Transformation doesn’t happen overnight. In changing any habit or learned behaviour you need to allow time for practice, so please have a whole lot of patience. I recommend you take on a daily practice here. What actions can you take on today to support being with an emotion you suppress? Do not approach your emotions as though something is wrong, rather that there is something missing.
Being with your fears or disempowering feelings can feel scary as hell to do but like anything, with practice it gets easier. The key here is to re-define what you’re making your feelings mean about you. For example, your sadness, re-define it so that it empowers you rather than makes you feel worse.
Also practice faith. Faith that you will be okay, that you are okay, and everything will work out – because I’m telling you, it will.

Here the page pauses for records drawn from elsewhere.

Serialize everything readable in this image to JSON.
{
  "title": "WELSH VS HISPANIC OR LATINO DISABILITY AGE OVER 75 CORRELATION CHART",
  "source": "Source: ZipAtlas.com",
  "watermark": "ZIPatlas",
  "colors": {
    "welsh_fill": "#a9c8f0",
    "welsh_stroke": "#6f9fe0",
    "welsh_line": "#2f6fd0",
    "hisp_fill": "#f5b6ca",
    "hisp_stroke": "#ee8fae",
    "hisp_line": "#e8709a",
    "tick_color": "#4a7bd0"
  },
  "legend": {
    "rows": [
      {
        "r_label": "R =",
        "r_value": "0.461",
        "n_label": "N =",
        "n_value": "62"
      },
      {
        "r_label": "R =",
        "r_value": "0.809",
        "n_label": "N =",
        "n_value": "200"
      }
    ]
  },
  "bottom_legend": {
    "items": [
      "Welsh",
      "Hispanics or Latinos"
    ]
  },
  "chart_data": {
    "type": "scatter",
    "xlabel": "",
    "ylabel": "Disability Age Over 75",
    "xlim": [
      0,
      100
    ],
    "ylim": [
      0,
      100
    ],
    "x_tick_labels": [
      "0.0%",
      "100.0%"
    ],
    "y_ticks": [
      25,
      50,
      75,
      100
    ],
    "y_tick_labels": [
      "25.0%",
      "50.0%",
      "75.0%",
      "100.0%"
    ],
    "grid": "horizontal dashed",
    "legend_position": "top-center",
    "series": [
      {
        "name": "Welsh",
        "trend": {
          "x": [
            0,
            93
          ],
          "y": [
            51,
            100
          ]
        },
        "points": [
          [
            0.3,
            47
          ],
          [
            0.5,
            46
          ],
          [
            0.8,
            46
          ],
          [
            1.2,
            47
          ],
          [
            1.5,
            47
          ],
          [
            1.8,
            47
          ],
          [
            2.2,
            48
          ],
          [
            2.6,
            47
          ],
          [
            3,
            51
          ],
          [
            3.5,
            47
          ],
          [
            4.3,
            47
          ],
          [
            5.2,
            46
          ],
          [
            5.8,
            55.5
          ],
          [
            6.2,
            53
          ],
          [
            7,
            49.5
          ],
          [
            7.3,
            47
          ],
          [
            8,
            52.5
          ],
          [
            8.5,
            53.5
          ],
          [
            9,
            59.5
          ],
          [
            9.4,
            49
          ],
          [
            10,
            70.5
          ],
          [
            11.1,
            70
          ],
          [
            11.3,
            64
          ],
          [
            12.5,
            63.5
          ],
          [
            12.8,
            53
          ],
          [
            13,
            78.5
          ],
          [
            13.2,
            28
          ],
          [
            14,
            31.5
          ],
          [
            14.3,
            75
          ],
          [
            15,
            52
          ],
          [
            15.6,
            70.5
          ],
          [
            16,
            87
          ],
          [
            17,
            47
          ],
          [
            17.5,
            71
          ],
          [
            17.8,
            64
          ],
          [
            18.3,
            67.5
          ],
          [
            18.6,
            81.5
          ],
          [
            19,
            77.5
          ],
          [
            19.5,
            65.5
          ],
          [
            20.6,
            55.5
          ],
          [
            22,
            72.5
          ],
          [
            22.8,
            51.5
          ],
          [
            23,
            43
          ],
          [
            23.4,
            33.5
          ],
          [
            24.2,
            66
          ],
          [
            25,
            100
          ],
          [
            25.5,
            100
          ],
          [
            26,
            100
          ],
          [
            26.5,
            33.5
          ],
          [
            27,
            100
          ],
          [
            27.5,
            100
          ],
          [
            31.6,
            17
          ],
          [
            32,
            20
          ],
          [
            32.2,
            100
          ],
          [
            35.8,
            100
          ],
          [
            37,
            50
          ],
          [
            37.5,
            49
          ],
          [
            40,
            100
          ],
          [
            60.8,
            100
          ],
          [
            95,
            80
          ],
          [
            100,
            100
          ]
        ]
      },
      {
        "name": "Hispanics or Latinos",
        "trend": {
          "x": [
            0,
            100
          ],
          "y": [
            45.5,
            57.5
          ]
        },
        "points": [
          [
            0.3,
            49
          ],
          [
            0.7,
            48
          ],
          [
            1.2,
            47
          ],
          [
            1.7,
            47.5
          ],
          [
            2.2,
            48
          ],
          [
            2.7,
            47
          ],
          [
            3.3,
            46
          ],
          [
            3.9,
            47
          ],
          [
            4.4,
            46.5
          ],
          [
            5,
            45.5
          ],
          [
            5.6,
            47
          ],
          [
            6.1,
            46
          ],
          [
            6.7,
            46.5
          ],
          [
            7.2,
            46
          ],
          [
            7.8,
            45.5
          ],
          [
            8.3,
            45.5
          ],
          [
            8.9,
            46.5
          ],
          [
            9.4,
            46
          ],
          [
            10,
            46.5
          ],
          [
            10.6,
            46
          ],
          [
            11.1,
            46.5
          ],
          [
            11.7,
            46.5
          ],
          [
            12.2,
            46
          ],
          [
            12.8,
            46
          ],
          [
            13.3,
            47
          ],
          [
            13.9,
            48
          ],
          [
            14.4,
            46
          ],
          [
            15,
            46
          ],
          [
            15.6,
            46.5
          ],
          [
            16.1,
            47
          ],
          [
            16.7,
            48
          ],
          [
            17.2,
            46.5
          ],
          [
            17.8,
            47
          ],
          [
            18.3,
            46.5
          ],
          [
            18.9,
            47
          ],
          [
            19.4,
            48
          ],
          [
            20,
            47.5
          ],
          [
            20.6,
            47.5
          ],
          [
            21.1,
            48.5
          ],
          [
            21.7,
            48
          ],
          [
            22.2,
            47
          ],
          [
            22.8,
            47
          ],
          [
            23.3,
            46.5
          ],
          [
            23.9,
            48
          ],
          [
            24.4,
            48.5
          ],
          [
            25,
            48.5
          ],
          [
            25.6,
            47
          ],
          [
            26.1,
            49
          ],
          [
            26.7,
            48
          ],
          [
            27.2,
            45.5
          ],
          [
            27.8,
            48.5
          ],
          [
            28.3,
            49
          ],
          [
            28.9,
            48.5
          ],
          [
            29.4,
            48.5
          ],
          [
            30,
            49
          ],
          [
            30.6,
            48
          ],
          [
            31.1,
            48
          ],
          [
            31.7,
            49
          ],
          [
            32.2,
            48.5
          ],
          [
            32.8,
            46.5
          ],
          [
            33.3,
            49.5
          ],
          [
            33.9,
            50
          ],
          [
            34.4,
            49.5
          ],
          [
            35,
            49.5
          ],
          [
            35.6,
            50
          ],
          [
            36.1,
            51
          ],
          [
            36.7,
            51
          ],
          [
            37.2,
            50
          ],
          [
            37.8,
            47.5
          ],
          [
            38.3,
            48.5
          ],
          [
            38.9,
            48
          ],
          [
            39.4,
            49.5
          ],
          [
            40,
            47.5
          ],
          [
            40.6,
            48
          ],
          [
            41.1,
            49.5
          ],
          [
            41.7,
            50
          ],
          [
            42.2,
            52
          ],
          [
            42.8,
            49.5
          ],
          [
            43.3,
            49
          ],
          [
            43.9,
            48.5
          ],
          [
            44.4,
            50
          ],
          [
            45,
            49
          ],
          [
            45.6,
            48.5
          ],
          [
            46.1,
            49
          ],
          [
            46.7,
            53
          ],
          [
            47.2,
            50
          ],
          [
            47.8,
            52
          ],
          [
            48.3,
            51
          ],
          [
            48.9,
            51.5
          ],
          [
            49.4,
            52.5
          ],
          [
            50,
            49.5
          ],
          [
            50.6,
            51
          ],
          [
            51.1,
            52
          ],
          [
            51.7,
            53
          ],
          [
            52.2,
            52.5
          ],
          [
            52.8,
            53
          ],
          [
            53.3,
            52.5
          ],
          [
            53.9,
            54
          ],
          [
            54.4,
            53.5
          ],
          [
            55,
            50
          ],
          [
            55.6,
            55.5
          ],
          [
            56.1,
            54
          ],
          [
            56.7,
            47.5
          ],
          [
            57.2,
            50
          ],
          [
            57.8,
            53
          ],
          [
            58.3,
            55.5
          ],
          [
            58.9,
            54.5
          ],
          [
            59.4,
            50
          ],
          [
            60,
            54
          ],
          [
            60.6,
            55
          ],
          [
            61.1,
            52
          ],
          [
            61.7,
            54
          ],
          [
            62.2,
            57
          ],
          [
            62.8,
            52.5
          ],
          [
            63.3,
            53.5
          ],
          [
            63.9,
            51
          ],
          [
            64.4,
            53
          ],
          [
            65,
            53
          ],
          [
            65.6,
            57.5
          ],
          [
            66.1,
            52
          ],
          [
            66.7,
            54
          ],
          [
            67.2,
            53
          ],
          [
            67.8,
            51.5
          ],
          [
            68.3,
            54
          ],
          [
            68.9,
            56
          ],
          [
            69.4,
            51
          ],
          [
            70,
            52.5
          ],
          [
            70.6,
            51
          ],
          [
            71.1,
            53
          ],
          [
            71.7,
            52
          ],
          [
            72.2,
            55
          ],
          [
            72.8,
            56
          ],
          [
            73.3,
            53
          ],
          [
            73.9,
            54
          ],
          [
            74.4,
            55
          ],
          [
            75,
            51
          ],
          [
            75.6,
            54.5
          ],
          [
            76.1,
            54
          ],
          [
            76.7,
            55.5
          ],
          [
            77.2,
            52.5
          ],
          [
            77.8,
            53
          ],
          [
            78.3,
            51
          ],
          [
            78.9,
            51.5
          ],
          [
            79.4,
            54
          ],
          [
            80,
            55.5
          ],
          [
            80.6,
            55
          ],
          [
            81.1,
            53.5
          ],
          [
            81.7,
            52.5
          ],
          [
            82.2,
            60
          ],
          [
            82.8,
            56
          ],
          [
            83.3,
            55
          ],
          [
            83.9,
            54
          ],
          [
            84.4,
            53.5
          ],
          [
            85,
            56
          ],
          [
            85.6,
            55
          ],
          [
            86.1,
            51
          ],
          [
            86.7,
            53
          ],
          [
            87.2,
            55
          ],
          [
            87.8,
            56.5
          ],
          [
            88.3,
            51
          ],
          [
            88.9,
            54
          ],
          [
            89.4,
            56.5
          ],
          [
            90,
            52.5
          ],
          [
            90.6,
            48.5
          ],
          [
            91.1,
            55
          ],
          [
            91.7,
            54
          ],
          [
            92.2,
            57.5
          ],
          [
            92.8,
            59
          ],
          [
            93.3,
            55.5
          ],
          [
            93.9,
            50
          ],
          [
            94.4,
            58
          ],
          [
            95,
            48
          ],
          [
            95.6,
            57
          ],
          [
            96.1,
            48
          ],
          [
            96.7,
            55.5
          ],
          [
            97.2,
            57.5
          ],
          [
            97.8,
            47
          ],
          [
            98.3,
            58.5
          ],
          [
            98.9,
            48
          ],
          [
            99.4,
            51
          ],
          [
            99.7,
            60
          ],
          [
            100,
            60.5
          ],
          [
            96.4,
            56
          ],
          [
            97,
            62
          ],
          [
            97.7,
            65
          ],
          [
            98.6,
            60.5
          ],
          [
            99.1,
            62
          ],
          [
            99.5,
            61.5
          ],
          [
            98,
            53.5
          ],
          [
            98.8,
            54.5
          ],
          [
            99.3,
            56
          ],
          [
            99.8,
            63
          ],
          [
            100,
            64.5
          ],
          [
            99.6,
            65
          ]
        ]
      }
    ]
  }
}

Writer’s note: You are the best judge of your feelings so if you recognize or know that your relationship with some emotions have developed into unhealthy habits (drinking, drug abuse, depression etc.) or is putting your life in danger, by no means is this article meant to make light of whatever it is you are experiencing. Mental health is to be taken seriously and mental health awareness is important. If you or someone you know shows signs or suffers from mental health disorders such as depression, anxiety, substance abuse, eating disorders, or anger management issues, I highly recommend you/they seek the help and support of a therapist and/or medical doctor.